Have you thought about how your book will be published? Wherever you are in the process, it is not too soon to consider your options. But first, you need to know what those options are so you can choose the one that is best for you, your book, and your budget.
If you are a new author, you may not know a lot about publishing. When you look at shelf full of books in a bookstore, all you see are their spines, all neatly lined up in alphabetical order. Publishers manage to squeeze quite a bit of information onto those spines, including the name of the book, the author, and the publisher. The Big 5 book publishers—Hachette Book Group, HarperCollins, Macmillan Publishers, Penguin Random House, and Simon and Schuster— are all based in New York City, the US hub of book publishing.
Getting published by one of the Big 5 is the dream of many authors, who view it as a way to gain credibility and prestige. Up until a couple of decades ago, this was the only way to get your book in print, other than something called “vanity press,” which would print any manuscript, no matter how bad, for a price. It’s hard to imagine how many manuscripts are rejected by major publishers every day, occasionally rating a form rejection letter but often not even that.
Then along came self-publishing, a way to get in print without the Big 5 or even the many smaller presses that popped up to give authors a few more opportunities. In its early days, self-publishing was pretty rough around the edges, but it has come a long way since then. A professionally produced self-published book is indistinguishable from a traditionally published book, but the key words here are professionally produced.
Self-publishing is an umbrella term that covers a wide range of choices, from having a book duplicated and stapled together at a quick copy store to having hundreds of hardcopies complete with wraparound glossy paper covers warehoused and distributed to major bookstore chains. In between are various levels of sophistication and cost. One of the most common misconceptions among new authors hoping to self-publish is being lured by the promises of so-called POD publishers that advertise all over the Internet.

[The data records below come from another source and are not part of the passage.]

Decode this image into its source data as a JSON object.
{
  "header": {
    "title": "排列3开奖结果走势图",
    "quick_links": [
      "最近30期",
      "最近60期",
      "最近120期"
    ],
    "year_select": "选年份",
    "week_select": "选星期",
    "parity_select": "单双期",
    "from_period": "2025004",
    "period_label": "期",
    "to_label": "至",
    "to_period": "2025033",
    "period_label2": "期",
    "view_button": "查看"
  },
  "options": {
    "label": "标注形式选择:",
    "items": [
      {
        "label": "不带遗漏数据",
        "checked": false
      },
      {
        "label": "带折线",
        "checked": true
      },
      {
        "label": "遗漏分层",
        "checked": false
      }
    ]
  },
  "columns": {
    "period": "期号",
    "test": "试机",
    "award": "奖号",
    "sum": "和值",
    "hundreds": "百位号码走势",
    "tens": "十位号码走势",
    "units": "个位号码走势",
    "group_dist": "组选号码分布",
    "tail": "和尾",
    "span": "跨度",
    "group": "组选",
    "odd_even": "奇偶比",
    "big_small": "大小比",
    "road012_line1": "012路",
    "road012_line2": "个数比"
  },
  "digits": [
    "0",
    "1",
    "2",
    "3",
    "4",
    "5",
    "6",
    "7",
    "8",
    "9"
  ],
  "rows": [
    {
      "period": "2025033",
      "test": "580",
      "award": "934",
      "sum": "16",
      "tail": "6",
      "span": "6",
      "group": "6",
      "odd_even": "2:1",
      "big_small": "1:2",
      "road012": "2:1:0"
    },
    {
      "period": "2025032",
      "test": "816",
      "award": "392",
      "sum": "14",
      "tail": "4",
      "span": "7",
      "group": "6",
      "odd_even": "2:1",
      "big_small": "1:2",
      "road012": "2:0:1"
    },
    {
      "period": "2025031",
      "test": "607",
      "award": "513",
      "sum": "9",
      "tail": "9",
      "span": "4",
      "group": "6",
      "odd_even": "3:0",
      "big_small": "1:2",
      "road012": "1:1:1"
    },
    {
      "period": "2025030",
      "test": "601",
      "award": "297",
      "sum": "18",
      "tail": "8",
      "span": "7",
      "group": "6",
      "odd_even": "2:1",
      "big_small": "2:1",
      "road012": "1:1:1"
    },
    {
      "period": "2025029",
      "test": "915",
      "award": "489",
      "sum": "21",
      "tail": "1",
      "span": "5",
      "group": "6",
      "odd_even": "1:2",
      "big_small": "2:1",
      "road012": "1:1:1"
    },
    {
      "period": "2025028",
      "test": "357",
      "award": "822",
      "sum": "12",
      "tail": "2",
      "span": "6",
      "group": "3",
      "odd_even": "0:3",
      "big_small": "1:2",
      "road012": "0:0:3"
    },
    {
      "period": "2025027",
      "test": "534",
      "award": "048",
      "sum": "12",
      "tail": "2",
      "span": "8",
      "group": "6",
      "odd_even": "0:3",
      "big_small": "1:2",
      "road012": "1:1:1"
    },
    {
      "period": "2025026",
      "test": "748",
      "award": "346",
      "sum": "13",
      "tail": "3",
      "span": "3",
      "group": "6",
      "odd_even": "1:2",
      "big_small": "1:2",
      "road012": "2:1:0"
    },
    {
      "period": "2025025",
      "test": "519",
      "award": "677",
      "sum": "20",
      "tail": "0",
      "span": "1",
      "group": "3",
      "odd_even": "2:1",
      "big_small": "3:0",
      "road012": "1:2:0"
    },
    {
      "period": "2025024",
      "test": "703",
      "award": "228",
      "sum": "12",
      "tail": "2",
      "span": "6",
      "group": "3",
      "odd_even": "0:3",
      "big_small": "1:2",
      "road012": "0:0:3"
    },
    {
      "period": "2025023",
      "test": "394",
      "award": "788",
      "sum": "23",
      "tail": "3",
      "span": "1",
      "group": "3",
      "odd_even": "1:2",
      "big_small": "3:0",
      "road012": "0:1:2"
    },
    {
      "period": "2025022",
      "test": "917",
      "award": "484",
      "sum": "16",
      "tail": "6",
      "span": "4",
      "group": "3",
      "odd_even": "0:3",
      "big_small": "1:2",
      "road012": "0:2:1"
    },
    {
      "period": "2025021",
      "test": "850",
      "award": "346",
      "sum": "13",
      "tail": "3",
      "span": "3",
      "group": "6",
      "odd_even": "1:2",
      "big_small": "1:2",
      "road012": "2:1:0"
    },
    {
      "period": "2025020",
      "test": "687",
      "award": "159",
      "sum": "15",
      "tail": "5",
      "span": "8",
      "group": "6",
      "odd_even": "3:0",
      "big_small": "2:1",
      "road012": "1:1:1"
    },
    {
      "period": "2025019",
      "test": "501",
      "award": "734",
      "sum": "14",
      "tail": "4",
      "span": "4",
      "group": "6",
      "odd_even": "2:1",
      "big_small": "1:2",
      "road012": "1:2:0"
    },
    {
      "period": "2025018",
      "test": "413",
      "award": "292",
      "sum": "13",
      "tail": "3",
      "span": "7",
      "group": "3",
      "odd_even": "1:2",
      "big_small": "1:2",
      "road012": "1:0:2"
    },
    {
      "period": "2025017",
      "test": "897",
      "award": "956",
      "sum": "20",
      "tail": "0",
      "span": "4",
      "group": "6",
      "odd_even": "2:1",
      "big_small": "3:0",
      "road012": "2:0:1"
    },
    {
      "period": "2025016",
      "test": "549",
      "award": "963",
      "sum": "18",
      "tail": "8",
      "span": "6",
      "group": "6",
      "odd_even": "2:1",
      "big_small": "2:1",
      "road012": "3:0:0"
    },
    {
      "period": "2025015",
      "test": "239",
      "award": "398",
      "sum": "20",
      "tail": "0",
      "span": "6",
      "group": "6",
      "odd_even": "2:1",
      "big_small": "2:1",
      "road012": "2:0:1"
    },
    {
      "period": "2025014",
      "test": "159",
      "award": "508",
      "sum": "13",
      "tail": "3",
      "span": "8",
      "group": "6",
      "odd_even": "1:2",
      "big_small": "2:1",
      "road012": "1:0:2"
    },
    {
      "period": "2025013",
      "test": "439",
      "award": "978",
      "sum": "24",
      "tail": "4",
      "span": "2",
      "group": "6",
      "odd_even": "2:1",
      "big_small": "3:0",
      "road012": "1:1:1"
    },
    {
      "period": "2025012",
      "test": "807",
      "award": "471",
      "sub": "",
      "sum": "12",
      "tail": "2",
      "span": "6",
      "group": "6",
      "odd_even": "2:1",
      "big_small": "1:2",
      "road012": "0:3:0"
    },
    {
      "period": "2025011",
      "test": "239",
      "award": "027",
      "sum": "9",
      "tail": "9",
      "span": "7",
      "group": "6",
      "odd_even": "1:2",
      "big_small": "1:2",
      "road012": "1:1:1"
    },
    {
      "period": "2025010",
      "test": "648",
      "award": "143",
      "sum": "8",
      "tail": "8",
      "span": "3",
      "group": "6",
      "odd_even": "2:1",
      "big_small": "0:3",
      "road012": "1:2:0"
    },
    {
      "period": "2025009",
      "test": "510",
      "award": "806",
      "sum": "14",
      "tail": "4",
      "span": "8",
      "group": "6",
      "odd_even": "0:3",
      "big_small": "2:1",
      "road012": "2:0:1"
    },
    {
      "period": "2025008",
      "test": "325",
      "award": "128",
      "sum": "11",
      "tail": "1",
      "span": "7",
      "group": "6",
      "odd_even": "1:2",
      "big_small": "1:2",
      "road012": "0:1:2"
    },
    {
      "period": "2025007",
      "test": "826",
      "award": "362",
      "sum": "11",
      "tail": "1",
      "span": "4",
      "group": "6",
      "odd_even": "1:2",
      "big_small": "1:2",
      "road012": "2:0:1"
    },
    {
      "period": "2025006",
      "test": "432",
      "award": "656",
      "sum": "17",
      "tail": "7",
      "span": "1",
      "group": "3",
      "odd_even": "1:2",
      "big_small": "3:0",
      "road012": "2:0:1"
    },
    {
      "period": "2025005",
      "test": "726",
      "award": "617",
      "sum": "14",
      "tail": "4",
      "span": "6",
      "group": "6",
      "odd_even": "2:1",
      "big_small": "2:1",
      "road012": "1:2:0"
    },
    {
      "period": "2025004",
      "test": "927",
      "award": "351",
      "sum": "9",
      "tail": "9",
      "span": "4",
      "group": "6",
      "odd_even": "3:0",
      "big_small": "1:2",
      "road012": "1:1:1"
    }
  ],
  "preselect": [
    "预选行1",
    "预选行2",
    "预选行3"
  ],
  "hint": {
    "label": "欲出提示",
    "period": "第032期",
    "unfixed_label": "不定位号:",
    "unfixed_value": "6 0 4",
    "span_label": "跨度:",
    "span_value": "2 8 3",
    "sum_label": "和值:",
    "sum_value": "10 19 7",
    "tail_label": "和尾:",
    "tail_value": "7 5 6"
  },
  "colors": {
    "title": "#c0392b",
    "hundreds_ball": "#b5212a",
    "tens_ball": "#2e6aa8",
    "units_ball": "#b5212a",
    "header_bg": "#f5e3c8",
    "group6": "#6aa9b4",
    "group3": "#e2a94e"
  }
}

Here is one important fact to keep in mind: a traditional publisher invests in both the author and the book. It does everything necessary to take a book from raw manuscript to an edited, designed, copyedited and proofread, sold, publicized, and marketed finished product. It does not charge authors or these services; rather, it provides an advance against future earnings, with no guarantee the book will earn back that advance.
On the other hand, a POD publisher does charge authors to create their books. POD stands for print on demand, which is a printing technology that can print anywhere from one to five hundred books as they are ordered. POD publishers, which offer the same publishing services as traditional publishers, are more accurately called author-services companies than publishers.
There is nothing wrong with using a POD company, as long as you do your research and are aware of what you are getting for your money. Not all POD companies are created equal, so it pays to ask other authors, check ratings on the Web, and even call the Better Business Bureau to see if there are any unresolved complaints. If there are, keep looking.
But there are other ways to self-publish that put the author in control of creativity, quality, costs, and the experts they choose to work with. There are templates for do-it-yourself layouts, cover designs by inexpensive freelancers to experienced graphic designers, every level of editing, and varied pricing on printing. Authors call their own shots on every level of production, printing, and promoting their books. That is a more accurate view of self-publishing than POD.
The key takeaways here are there are two methods of publishing your book: traditional and self-publishing. Traditional publishers range from the Big 5 to small, independent houses. In this case, the publisher pays all expenses, as well as an advance on royalties. The author sacrifices creative autonomy and much of the decision-making with the traditional publishing house.
Self-publishing is an umbrella term that covers a wide range of options from POD to managing every creative and technical aspect of production and publishing. The author can be as hands-on or uninvolved as desired but pays the costs of all aspects of publishing. There are pros and cons to both methods, and it pays to do the necessary research on the front end, so there will be no surprises later.